CLINTON, J., adhering to traditional rules enunciated in State ex rel. Curry v. Gray, 726 S.W.2d 125, 126 (Tex.Cr.App.1987), dissents to this denial of judicial power to decide an issue raised by real parties in interest. MILLER, J., agrees with Judge MEYERS’ conclusion that from now on this Court will “authorize review by mandamus of discretionary decisions by trial court judges” as long as the discretionary decision is “wrong” enough. To this extreme departure from the doctrine of State ex rel. Curry v. Gray, 726 S.W.2d 125 (Tex.Cr.App.1987), he dissents.

. With all due respect to relator's reference to Else and Boyles as "special prosecutors,” we question whether the instant case actually involves the appointment of “special prosecutors” as that term is understood in the laws of this state. Respondent did not appoint Else and Boyles, as he might have in an Art. 2.07 situation. TEX.CODE CRIM.PROC.ANN. Art. 2.07. Outside parties did not privately retain Else and Boyles to serve as special prosecutors. Cf. Lopez v. State, 437 S.W.2d 268, at 269 (Tex.Cr.App.1968); Ex Parte Powers, 487 S.W.2d 101, at 104 (Tex.Cr.App.1972); Davis v. State, 513 S.W.2d 928, at 931 (Tex.Cr.App.1974); and Ballard v. State, 519 S.W.2d 426, at 428 (Tex.Cr.App.1975). Relator also was not surrendering control and management of the prosecution as he would in the event of a conflict of interest.

As an example, a conflict of interest would constitute an exception to a district attorney’s statutory obligation to represent the State in all criminal cases. See TEX.CODE CRIM.PROC. ANN. Art. 2.01. In such a case, the responsibility of recusal would lie with the elected district attorney. See State ex rel. Eidson v. Edwards, 793 S.W.2d 1 (Tex.Cr.App.1990). The district attorney would then step aside. That is not the situation in the instant case.

Else and Boyles were not appointed to be independent prosecutors in the criminal prosecution of the real parties in interest, or brought in by outside parties to assist relator. As pointed out in the factual summary above, relator appointed Else and Boyles to be assistant district attorneys in his deputation order. They were to be active, even though not permanent, members of relator’s staff.

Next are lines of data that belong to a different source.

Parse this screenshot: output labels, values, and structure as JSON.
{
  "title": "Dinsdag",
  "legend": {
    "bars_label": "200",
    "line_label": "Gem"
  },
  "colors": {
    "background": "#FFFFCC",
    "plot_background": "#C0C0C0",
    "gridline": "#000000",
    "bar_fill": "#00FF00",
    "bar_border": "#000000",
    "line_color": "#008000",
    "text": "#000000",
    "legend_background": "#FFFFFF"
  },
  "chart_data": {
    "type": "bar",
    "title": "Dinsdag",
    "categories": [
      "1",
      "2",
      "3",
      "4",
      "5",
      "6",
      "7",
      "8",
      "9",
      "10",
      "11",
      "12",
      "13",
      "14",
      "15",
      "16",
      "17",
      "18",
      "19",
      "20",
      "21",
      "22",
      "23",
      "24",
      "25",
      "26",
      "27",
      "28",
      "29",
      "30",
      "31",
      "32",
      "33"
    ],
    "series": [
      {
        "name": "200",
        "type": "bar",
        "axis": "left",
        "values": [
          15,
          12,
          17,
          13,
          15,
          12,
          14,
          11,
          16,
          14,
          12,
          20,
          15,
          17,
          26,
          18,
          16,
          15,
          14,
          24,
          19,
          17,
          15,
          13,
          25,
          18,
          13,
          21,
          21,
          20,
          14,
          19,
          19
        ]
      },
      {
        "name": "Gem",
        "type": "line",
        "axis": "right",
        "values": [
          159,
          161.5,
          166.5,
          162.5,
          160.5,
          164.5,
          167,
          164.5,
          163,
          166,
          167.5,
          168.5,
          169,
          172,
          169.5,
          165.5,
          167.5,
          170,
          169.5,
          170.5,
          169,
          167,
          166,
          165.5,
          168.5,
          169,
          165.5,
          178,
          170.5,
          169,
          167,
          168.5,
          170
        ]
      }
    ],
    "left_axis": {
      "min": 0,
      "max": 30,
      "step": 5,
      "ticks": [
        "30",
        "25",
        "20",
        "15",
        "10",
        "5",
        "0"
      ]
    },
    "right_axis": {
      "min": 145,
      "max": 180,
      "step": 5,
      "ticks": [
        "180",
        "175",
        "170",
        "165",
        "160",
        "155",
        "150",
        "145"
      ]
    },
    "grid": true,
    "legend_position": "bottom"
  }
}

. Randall County has its own criminal district attorney, who is empowered to represent the State in all criminal matters before the district courts of Randall County. See TEX. GOVT.CODE ANN. § 44.291(a). He is not designated the district attorney for the 251st judicial district. His title is merely Criminal District Attorney of Randall County.

. Even in a case where a district attorney recuses himself so that a special prosecutor can be appointed, see Eidson v. Edwards, 793 S.W.2d, n. 4, at 5, the authority of a commissioners court is limited to deciding only whether or not they will contract "with another commissioners court to pay expenses and reimburse compensation paid by a county to an attorney for the state who is appointed to perform additional duties.” See Art. 2.07(b), supra (An Art. 2.07 special prosecutor is not entitled to additional compensation if he already receives a salary as an attorney for the State.).

. We believe the law would not prevent a District Attorney from hiring employees and paying them from funds which are under his direct control.